One of my passions is playing the piano, an activity that unfortunately gets swept under the rug with the busyness of work and family. In my precious free time I enjoy playing the works of romantic-era composers like Chopin and Debussy. Music is a catalyst to my creativity and piano is my favorite way to unwind after a hard day’s work.
I’m originally from Nevada, but after 15 years of bonding with the damp and leafy Pacific Northwest, I am a true Oregonian at heart. My appreciation of nature serves as a source of creative inspiration as well as a counterbalance to my digital work space.
I am a maker by nature and an Associate Creative Director by day, with over 14 years of experience in graphic design, including print design, branding, creative direction, web design, photography, illustration, packaging design, and copywriting. My areas of focus are responsive web design, branding, and food and beverage packaging. Outside of the digital design world my go-to medium is paper art, an analog/digital technique I have used for several projects (like this one), as well as a few packages currently in your local grocery store.
My design philosophy is simple: Be brave enough to suck at something new.

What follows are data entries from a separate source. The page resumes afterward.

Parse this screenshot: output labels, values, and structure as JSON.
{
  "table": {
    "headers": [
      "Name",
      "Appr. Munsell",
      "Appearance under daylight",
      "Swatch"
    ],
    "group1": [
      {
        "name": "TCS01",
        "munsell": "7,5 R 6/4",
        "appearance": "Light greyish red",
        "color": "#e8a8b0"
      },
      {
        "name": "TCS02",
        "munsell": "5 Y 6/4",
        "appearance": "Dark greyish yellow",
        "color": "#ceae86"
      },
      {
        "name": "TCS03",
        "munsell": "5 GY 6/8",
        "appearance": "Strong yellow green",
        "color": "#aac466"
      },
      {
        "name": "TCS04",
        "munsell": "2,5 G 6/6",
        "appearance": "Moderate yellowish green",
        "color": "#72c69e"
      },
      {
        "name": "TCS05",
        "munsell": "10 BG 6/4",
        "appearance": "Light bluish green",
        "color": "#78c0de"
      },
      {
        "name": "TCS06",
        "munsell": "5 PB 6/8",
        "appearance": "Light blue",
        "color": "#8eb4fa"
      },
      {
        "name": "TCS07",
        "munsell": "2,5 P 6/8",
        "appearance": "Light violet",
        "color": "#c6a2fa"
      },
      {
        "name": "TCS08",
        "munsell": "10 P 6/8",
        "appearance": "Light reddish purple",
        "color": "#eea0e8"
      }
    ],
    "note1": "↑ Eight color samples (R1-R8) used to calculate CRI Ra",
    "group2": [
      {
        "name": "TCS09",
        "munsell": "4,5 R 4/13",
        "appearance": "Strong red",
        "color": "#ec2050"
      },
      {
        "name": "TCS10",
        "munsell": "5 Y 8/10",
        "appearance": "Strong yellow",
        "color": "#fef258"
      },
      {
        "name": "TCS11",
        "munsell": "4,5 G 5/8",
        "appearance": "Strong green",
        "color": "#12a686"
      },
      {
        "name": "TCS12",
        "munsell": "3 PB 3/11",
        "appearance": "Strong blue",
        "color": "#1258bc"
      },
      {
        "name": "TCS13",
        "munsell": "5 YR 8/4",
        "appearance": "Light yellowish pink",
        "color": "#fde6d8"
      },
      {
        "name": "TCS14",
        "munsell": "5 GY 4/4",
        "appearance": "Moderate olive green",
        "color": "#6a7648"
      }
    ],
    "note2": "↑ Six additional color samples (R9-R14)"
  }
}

As designers, I believe we should always seek out work that pushes us out of our comfort zones and forces us to learn and innovate. Part of that process involves a desire to take on projects that are out of our wheel-house. In my own process as well as when directing others, I always encourage people to take on projects that are either out of their area of expertise or involve learning a new technique. I believe we should never say “It can’t be done” and should never constrain creative thinking just because we don’t have the technical skills to pull it off. Experimentation, risk-taking, and failure lead to growth and innovation and ultimately, great work.
Just be brave enough to suck at something new.